Re: [PATCH v3 4/5] selftests/mseal: add more tests for mmap

From: Pedro Falcato
Date: Sun Sep 08 2024 - 17:57:09 EST


On Sun, Sep 8, 2024 at 10:35 PM Pedro Falcato <pedro.falcato@xxxxxxxxx> wrote:
> Hi,
>
> I agree with most of the points. Sitting down here to write unofficial
> guidelines for mseal behavior.
>
> mseal should seal regions and mark them immutable, which means their protection
> and contents (ish?) (not _only_ backing mapping, but also contents in general
> (see madvise below)) should not be changed throughout the lifetime of the address space.
>
> For the general syscall interface, this means:
> 1) mprotect and munmap need to be blocked on mseal regions.
> 1a) munmap _cannot_ tolerate partial failure, per POSIX.
> 2b) mmap MAP_FIXED counts as an unmap operation and also needs to be blocked and return -EPERM.
>
> 2) Most madvise calls are allowed, except for destructive operations on
> read-only anonymous _pages_ (MADV_DONTNEED is destructive for anon, but we also don't care
> about blocking these ops if we can do it manually with e.g memset)
> 2a) The current implementation only blocks discard on anonymous _regions_, which is slightly
> different. We probably do want to block these on MAP_PRIVATE file mappings, as to block
> stuff like madvise MADV_DONTNEED on program rodata.
> 2b) We take into account pkeys when doing the permission checks.
>
> 3) mremap is not allowed as we'd change the "contents" of the old region.
> 3a) Should mremap expansion be allowed? aka only block moving and shrinking, but allow expansion.
> We already informally allow expansion if e.g mmapping after it + mseal.
>
> 4) mlock and msync are allowed.
>
> 5) mseal is blocked.
>
> 6) Other miscellaneous syscalls (mbind, etc) that do not change contents in any way, are allowed.
> 6a) This obviously means PTEs can change as long as the contents don't. Swapping is also ok.
>
> 7) FOLL_FORCE (kernel-internal speak, more commonly seen as ptrace and /proc/self/mem from userspace)
> should be disallowed (?)
> 7a) This currently does not happen, and seems like a large hole? But disallowing this
> would probably severely break ptrace if the ELF sealing plans come to fruition.
>
> When we say "disallowed", we usually (apart from munmap) allow for partial failure. This
> means getting an -EPERM while part of the call succeeded, if we e.g mprotect a region consisting
> of [NORMAL VMA][SEALED VMA]. We do not want to test for this, because we do not want to paint ourselves
> into a corner - this is strictly "undefined behavior". The msealed regions themselves
> will never be touched in such cases. (we do however want to test munmap operation atomicity, but this is
> also kind of a munmap-related test, and might not really be something we really want in the mseal tests)
>
> Kernel-internal wise: The VMA and PTE modifications resulting from the above operations are blocked.
> Sealed VMAs allow splitting and merging; there was contention about the splitting issue, but it truly
> does not make sense to block operations unless they affect a VMA entirely, and that would also force
> VMA merging to be ABI ("vma_merge isn't merging these two regions and now my madvise works/doesn't work :(").
>
>
> Do I have everything right? Am I missing anything?

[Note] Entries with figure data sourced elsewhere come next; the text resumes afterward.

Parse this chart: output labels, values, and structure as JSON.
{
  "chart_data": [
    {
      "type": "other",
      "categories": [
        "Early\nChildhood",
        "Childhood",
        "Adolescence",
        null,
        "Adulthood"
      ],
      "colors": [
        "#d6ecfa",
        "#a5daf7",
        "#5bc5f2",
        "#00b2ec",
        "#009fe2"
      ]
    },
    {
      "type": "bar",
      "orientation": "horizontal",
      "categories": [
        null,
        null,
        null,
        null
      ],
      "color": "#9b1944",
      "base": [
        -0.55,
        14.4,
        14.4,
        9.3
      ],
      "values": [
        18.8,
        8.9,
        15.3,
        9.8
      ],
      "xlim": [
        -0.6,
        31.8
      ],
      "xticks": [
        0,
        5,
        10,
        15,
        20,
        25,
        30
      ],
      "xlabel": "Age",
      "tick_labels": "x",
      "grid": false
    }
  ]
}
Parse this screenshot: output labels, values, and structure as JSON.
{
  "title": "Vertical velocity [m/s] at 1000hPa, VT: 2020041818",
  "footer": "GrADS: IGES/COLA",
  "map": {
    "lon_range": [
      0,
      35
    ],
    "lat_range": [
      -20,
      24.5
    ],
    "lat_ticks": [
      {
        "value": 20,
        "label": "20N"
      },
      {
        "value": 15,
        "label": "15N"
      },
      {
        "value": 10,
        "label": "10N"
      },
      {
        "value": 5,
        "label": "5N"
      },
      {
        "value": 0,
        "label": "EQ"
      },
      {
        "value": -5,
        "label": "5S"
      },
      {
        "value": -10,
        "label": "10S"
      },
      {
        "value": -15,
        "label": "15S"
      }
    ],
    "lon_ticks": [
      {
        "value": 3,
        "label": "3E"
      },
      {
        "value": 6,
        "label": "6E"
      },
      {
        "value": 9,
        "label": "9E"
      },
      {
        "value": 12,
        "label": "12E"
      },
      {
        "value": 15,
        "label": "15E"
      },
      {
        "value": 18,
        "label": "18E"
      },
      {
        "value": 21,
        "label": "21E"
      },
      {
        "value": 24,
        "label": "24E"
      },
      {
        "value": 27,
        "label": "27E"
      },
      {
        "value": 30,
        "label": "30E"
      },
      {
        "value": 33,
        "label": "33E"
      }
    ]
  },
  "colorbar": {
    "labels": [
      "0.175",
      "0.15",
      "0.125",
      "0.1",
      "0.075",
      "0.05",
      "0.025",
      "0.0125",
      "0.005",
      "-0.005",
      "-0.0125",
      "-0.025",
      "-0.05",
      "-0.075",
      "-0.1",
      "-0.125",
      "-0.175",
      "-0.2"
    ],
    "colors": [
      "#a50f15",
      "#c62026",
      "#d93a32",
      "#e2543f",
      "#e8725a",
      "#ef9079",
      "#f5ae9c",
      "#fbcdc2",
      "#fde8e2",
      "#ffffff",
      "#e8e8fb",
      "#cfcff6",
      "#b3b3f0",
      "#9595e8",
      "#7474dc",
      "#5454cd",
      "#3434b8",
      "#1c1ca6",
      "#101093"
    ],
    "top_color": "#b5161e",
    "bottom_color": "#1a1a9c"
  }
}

Small addendum: file write, truncate and hole punching might also
matter for sealed file-backed regions, as these change the region's
contents, but we probably
want to rely on file write permissions to protect against this (as we
already do). Any other solution is probably terrible and probably
endlessly NAK'd by fs folks, but it does
mean sealed regions aren't really immutable if you or the attacker can
write to the file.

--
Pedro